There's a category of Psalms that the church has mostly stopped teaching: the lament. Roughly a third of the Psalms are laments — raw, unresolved prayers of grief, confusion, and accusation directed straight at God. Psalm 88 ends in darkness with no resolution. Psalm 22 opens with My God, my God, why have you forsaken me? These are not prayers of triumphant, settled faith. They are prayers of people who are struggling and saying so — not to each other, but to God.
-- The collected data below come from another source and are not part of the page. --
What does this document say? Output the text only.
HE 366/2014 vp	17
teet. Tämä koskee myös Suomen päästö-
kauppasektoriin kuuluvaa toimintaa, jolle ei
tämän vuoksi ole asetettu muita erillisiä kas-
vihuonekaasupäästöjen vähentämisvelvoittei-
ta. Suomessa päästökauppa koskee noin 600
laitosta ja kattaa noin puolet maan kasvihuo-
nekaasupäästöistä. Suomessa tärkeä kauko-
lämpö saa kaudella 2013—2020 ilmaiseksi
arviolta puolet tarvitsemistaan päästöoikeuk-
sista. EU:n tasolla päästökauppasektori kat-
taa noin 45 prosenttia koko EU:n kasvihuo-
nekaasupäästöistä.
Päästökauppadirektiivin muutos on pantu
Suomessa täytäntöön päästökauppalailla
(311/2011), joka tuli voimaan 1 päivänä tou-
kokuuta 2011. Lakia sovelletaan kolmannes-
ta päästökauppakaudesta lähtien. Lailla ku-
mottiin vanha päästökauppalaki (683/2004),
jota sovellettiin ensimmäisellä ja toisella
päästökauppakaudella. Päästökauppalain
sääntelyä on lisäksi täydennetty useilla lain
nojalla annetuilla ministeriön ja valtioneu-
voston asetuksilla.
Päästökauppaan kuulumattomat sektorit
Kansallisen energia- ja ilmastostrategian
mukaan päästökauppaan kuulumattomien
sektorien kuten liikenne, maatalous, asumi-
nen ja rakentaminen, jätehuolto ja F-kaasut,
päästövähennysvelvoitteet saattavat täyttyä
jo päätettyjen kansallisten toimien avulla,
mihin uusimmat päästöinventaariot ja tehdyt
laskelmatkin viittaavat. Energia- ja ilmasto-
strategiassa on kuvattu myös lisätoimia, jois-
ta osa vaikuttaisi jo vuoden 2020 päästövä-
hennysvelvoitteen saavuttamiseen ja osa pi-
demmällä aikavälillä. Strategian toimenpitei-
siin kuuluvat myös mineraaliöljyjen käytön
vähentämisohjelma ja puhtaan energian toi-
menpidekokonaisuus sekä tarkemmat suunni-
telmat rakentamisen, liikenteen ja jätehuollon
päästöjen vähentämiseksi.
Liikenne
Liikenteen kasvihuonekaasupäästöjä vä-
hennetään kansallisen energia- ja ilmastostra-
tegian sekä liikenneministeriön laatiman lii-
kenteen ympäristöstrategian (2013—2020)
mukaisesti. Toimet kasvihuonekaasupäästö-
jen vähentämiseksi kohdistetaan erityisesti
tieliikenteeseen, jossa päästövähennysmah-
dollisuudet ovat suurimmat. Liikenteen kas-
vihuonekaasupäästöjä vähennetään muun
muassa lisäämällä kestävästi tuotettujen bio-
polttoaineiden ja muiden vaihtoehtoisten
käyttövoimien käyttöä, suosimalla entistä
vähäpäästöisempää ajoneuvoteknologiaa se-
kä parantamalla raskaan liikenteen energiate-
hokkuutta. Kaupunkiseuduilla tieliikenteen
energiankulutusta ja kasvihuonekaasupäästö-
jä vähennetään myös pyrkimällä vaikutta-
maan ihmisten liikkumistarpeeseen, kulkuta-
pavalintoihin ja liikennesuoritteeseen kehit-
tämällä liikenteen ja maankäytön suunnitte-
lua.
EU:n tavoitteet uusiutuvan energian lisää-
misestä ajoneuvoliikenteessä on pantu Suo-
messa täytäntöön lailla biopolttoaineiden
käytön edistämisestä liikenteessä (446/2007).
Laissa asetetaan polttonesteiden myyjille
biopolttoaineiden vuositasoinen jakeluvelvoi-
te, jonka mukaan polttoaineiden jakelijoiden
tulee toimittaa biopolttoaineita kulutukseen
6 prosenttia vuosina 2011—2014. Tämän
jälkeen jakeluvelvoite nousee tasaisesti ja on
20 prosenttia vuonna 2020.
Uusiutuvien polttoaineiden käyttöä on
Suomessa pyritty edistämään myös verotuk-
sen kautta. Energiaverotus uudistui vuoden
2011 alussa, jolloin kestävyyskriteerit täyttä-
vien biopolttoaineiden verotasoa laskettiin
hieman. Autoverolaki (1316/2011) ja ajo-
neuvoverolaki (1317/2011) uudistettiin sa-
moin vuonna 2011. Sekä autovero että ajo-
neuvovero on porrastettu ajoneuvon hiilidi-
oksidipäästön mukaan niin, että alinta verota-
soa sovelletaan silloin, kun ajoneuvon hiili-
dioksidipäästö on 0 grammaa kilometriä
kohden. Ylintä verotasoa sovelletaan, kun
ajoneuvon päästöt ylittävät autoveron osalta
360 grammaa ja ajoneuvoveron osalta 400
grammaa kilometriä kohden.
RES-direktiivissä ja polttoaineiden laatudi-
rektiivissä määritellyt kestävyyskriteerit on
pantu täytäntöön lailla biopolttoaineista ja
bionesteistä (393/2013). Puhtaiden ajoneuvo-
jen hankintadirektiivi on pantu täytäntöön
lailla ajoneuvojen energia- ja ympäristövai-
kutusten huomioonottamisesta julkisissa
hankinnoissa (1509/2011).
Jesus quotes Psalm 22 from the cross.
The tradition of bringing doubt and anguish directly to God, rather than polishing it into something more presentable, is ancient. It is threaded through the Hebrew Bible, through the Psalter, through Job — who spends most of his book demanding that God answer for what has happened to him, and whom God, at the end, commends for speaking what is right. The church somewhere along the way decided that faith required a certain kind of composure. The Bible never said that.
So: is it okay to doubt?
Yes. The Thomas story doesn't end with Thomas being corrected for asking hard questions. It ends with him saying something nobody else in the Gospel has said. The doubt didn't disqualify him. It was the door he walked through.
What this tradition asks — what I ask — is not that you arrive with your questions answered. It's that you bring them with you. To the text. To the community. To God, who in this story at least, shows up for the people who are honest about what they need.
Where are you with this today? Maybe doubt has been your secret for a long time — the thing you carry into church and set carefully aside before anyone notices. Maybe you've been waiting until you have it sorted out before you let yourself belong somewhere. You don't have to wait. The doubt you're carrying right now isn't evidence that you're doing this wrong. It might be the most honest thing about you. Bring it. God has been meeting people in exactly that place since the beginning.
Sources and further reading: John 20:19-31 (NRSV). Larry Hurtado, Lord Jesus Christ: Devotion to Jesus in Earliest Christianity (Eerdmans, 2005). Barbara Brown Taylor, Learning to Walk in the Dark (HarperOne, 2014). Frederick Buechner, Wishful Thinking: A Theological ABC (Harper & Row, 1973). The Chicago-Lambeth Quadrilateral (1886/1888). The Book of Common Prayer (1979), Baptismal Covenant, pp. 304-305.